Draw the shear force diagram and bending moment diagram for the given frame loaded with a uniformly distributed load of 15 kN/m and specify the critical values.

Steps to Solve

1. Calculate the total load The total load on the beam due to the uniformly distributed load (UDL) can be calculated using the formula:

   $$ W = w \times L $$

   where ( w = 15 , \text{kN/m} ) and ( L = 10 , \text{m} ).

   Thus,

   $$ W = 15 \times 10 = 150 , \text{kN} $$

2. Determine support reactions Assuming the left end is a fixed support (A) and the right end is a roller support (B), use equilibrium equations to find the reactions.
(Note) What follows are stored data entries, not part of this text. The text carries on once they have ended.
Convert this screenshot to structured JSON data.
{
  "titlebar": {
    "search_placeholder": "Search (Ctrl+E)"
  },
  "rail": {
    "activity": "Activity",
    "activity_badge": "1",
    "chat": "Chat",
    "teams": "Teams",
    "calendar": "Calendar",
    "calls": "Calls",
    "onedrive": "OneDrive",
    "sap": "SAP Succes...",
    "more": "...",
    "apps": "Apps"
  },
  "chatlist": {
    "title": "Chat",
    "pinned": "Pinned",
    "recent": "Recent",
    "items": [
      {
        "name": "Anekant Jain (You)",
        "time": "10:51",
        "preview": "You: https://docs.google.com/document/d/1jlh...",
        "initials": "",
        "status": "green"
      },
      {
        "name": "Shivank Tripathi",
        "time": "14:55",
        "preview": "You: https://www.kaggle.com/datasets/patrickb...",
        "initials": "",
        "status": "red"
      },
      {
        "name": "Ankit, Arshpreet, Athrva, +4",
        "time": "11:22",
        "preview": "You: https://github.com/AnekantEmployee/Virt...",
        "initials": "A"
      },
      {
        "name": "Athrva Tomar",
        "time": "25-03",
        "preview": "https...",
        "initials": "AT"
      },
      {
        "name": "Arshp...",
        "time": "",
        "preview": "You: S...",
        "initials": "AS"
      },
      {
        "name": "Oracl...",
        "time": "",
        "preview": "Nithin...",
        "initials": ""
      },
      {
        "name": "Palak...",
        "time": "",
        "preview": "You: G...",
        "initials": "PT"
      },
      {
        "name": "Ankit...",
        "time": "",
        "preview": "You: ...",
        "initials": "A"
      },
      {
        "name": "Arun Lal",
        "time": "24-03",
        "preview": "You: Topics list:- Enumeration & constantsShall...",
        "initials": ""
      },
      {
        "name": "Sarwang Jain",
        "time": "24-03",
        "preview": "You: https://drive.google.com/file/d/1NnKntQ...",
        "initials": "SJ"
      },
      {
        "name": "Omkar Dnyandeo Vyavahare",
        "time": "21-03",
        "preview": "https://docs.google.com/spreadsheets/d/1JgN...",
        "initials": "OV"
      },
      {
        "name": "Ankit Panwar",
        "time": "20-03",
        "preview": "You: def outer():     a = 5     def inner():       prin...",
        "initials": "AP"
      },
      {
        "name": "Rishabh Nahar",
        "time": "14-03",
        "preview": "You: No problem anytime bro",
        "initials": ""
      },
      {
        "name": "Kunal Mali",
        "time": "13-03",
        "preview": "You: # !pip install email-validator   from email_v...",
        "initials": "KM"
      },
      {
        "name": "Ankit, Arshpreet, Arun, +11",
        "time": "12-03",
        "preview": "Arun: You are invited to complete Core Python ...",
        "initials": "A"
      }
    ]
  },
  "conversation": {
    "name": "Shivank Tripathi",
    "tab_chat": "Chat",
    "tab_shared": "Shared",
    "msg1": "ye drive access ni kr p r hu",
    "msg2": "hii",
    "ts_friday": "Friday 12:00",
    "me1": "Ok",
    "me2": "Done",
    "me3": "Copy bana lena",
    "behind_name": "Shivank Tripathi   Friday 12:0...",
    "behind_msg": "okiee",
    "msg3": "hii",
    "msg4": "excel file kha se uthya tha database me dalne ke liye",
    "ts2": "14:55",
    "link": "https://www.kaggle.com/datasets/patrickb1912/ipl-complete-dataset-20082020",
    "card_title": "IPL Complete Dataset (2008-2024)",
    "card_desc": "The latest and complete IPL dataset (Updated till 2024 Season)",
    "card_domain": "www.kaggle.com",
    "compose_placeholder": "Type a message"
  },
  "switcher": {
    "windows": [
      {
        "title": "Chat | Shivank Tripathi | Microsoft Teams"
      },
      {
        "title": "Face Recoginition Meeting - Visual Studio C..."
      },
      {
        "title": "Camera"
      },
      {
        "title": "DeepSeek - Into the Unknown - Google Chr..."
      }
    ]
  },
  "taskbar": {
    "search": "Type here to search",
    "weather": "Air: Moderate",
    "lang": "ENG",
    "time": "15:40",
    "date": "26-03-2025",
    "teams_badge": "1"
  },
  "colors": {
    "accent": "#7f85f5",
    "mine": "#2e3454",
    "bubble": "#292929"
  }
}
The sum of vertical forces yields:

   $$ R_A + R_B - W = 0 $$

   The moment about point A (taking counter-clockwise moments as positive):

   $$ R_B \times 10 - 150 \times 5 = 0 $$

   From this, solve for ( R_B ):

   $$ R_B = \frac{150 \times 5}{10} = 75 , \text{kN} $$

   Substitute ( R_B ) back into the vertical force equation:

   $$ R_A + 75 - 150 = 0 $$

   Thus,

   $$ R_A = 75 , \text{kN} $$

3. Draw the Shear Force Diagram (SFD) Start from the left (A) and move right:

• From A to the first load:

  • SFD starts at ( +R_A = +75 , \text{kN} )
  • Decrease linearly by $15 , \text{kN/m}$ over $10,m$, resulting in:

  $$ V = 75 - 15x $$

And plot for each segment.

4. Draw the Bending Moment Diagram (BMD) Calculate the moments at various points:

• At A:

  $$ M_A = 0 $$

• At the load:

  • Using the formula for the moment:

  $$ M = R_A \cdot x - w \cdot \frac{x^2}{2} $$

  To find moments at critical locations (A, center of loads, B, etc.), substitute ( x ) to find respective moments.

5. Summarize critical values Identify significant values (max shear and moment) from the SFD and BMD for clarity. Common peaks will occur under the loads and at the supports.